Margaret Mih Tillman (Purdue University) focused on several social problems plaguing contemporary China through the 1950s, especially child care and the mobilization of women in the labor force. She demonstrated that after the establishment of the PRC, members of the Women’s Federation also established and managed preschools and kindergartens to mobilize the female workforce. This rhetoric intensified through the Great Leap Forward, when the state attempted to assume responsibility for female duties, such as cooking, child care, and elder care.

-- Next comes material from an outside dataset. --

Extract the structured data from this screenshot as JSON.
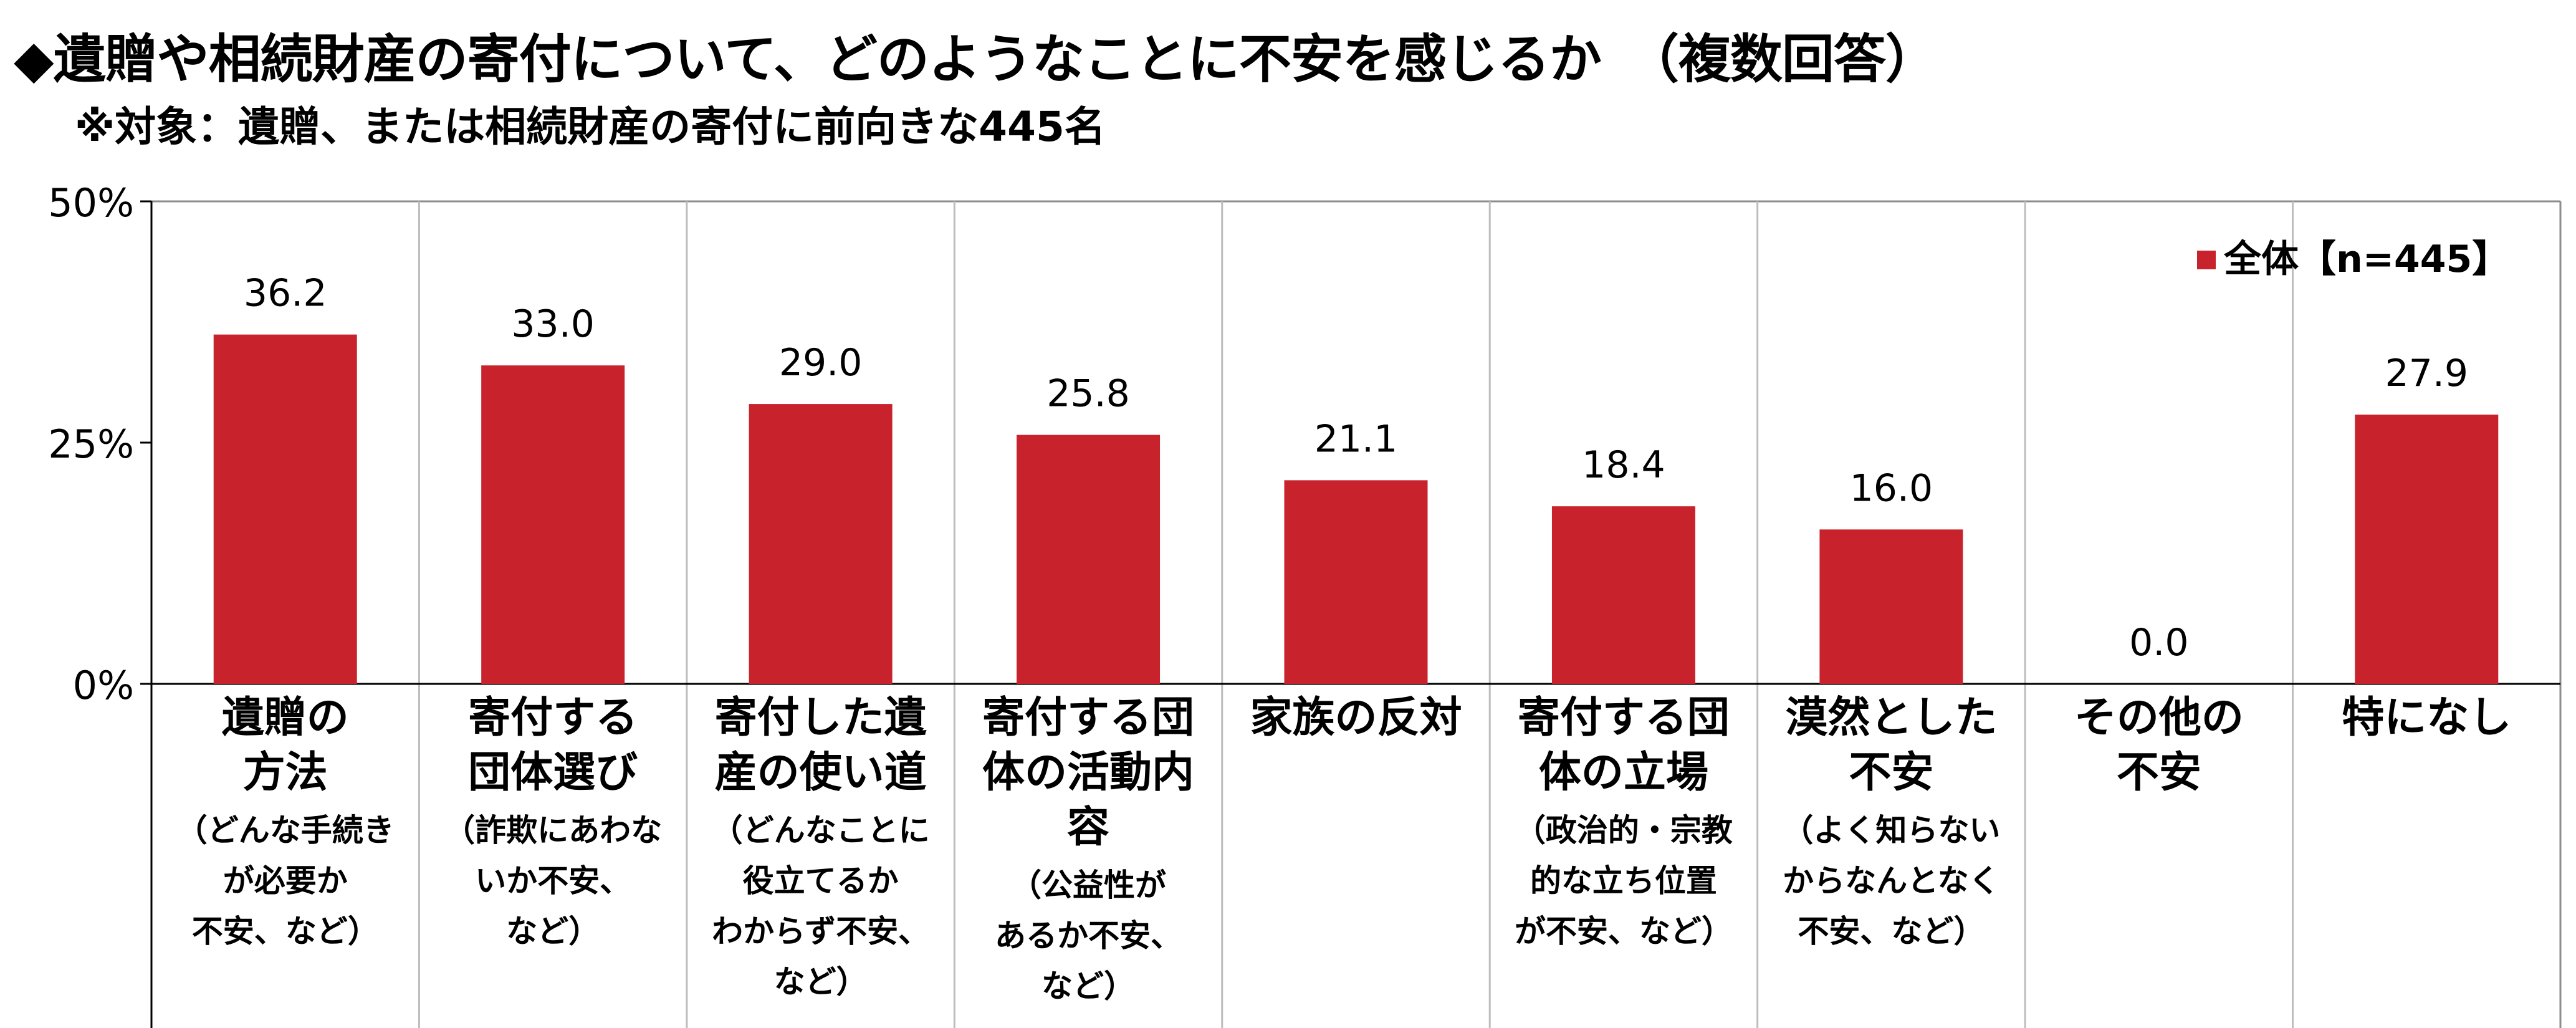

She also argued that early childhood education remained private and diverse and relied extensively on the Chinese Communists’ KMT precedents.
Glenn Tiffert (University of Michigan) closed this year’s workshop with a presentation on the history of the Anti-Rightist Campaign of 1957-59. Focusing on dozens of articles originally published around this period and utilizing a combination of close reading and computational techniques, Tiffert demonstrated how the source base from the early PRC has been silently reconstructed, which ideas and voices have been filtered from it, and what the historiographical significance of that censorship amounted to. His talk demonstrated empirically how the increasing reliance by scholars outside of China on such digital databases inadvertently empowers the PRC government to export its domestic censorship regime abroad and to reshape the on-the-fly record from which tomorrow’s histories will be written to favor its chosen narratives of the moment.